There is a variety offered by the Seeds Saver’s Exchange called Golden Lima which is probably also descended from Horticultural Lima. I have not grown it, but the photos and description look very similar to Dolloff. Dolloff however, has been through more than 60 years of evolution in the extreme rigors of growing in Burke Hollow and West Burke, two of the coldest cold hollows in Vermont (USDA zone 3). Hattie used to can most of them at the green shell stage, I think perhaps because she had trouble getting them to all mature to the dry stage reliably in her cold and frost-prone location. I generally don’t have that problem. We’re only about 10 miles from West Burke as the crow flies, but we probably have a week longer season between frosts.
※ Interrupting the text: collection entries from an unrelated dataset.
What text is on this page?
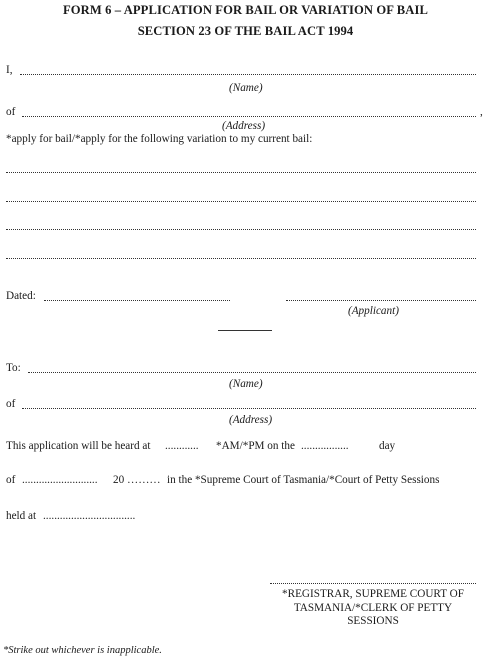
FORM 6 – APPLICATION FOR BAIL OR VARIATION OF BAIL
SECTION 23 OF THE BAIL ACT 1994
I,
(Name)
of	,
(Address)
*apply for bail/*apply for the following variation to my current bail:
Dated:
(Applicant)
To:
(Name)
of
(Address)
This application will be heard at ............ *AM/*PM on the .................	day
of ........................... 20 ……… in the *Supreme Court of Tasmania/*Court of Petty Sessions
held at .................................
*REGISTRAR, SUPREME COURT OF
TASMANIA/*CLERK OF PETTY
SESSIONS
*Strike out whichever is inapplicable.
Dolloff has vines that will grow to more than 8 feet,
so it needs serious support.

Dolloff is a vigorous grower and bearer, so adequate support is needed. When we cut ash for firewood in the late winter, I lop off the long, more or less straight branches to an appropriate length for this purpose. I can get 2 seasons out of a pole, but after that they’re not trustworthy for anything but kindling, and believe me, you don’t want your poles collapsing in August. I use a long iron bar to make the holes to set the poles. The row shown above yielded about a gallon of dried beans.
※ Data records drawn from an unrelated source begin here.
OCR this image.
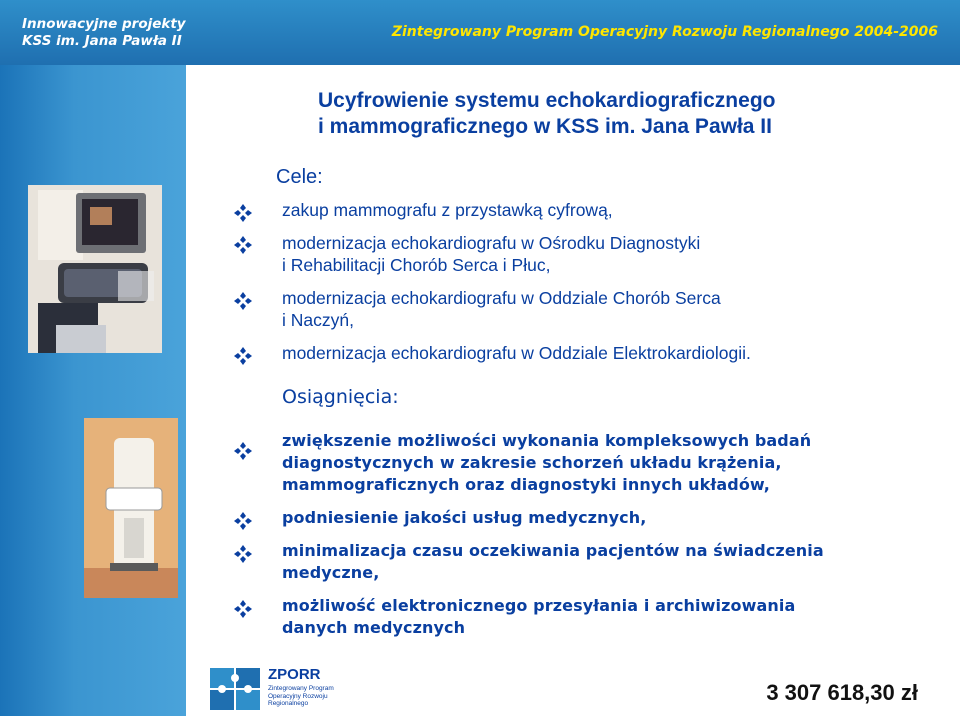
Innowacyjne projekty
KSS im. Jana Pawła II
Zintegrowany Program Operacyjny Rozwoju Regionalnego 2004-2006
Ucyfrowienie systemu echokardiograficznego
i mammograficznego w KSS im. Jana Pawła II
Cele:
zakup mammografu z przystawką cyfrową,
modernizacja echokardiografu w Ośrodku Diagnostyki
i Rehabilitacji Chorób Serca i Płuc,
modernizacja echokardiografu w Oddziale Chorób Serca
i Naczyń,
modernizacja echokardiografu w Oddziale Elektrokardiologii.
Osiągnięcia:
zwiększenie możliwości wykonania kompleksowych badań
diagnostycznych w zakresie schorzeń układu krążenia,
mammograficznych oraz diagnostyki innych układów,
podniesienie jakości usług medycznych,
minimalizacja czasu oczekiwania pacjentów na świadczenia
medyczne,
możliwość elektronicznego przesyłania i archiwizowania
danych medycznych
ZPORR
Zintegrowany Program Operacyjny Rozwoju Regionalnego	3 307 618,30 zł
Culinary-wise, they are great just about anyway you want to prepare them, but we especially like them for chili, baked beans, and in the green shell stage, they’re dynamite to saute and simmer a bit with whatever fresh veg you have in late August and September. Oh, and did I mention they’re low-gas? What more could you ask for from a bean!

January, dreaming of midsummer

Sunday, January 18th, 2009

January reality

January reality
and January dreams…

Stumbling into plant breeding – cucumber Damascus

Thursday, January 8th, 2009

My Damascus cucumber is not an heirloom, but it certainly can be called “rare”. I purchased the original seed in 1978 from Nichols Garden Nursery. This variety disappeared from trade shortly thereafter. I had saved seed from it for a few seasons before I noticed that it had been listed as a hybrid. Funny, it has always been pretty stable for me – I guess after 30 years I can safely say it’s been true-lined (meaning it’s now open-pollinated).

Looking back I’m really glad I didn’t notice that it was listed as a hybrid, because I would have missed out on this variety entirely. In the first place, I wouldn’t have bought it if I thought it wasn’t open-pollinated, nor would I have tried to save seed from a hybrid at that time. Now I know better.

Cucumber DamascusCucumber Damascus

Cucumber Damascus

Anyhow, this is a Middle-Eastern type, intended for salads (a “slicing” cuke). Damascus is smooth and thin skinned (no peeling necessary), and crisp with a nice clean cuke flavor (no bitterness or muskiness). I have never grown a better tasting salad cucumber.

It’s about 57 days to first harvest. Obviously it does well for us here, or we wouldn’t have kept it 30 years. However, I shared seed with a gardener in a warmer clime who had disease problems with it. This has led me to wonder, if this variety is particularly susceptible:

1. Could it be that disease is present here, but since our growing season is so short, the disease is not expressed before the foliage is hit by frost anyway;

2. Or, perhaps the disease is not present here, again because of the short, cool growing season.

I dunno. I do think it’s a good example of how a variety can be great in one location, and quite unsuited to another – an argument for being skeptical about increasingly centralized “one size fits all” plant breeding. Unfortunately, that’s where the most money is for commercial breeding, not with maintaining or developing oddball local varieties.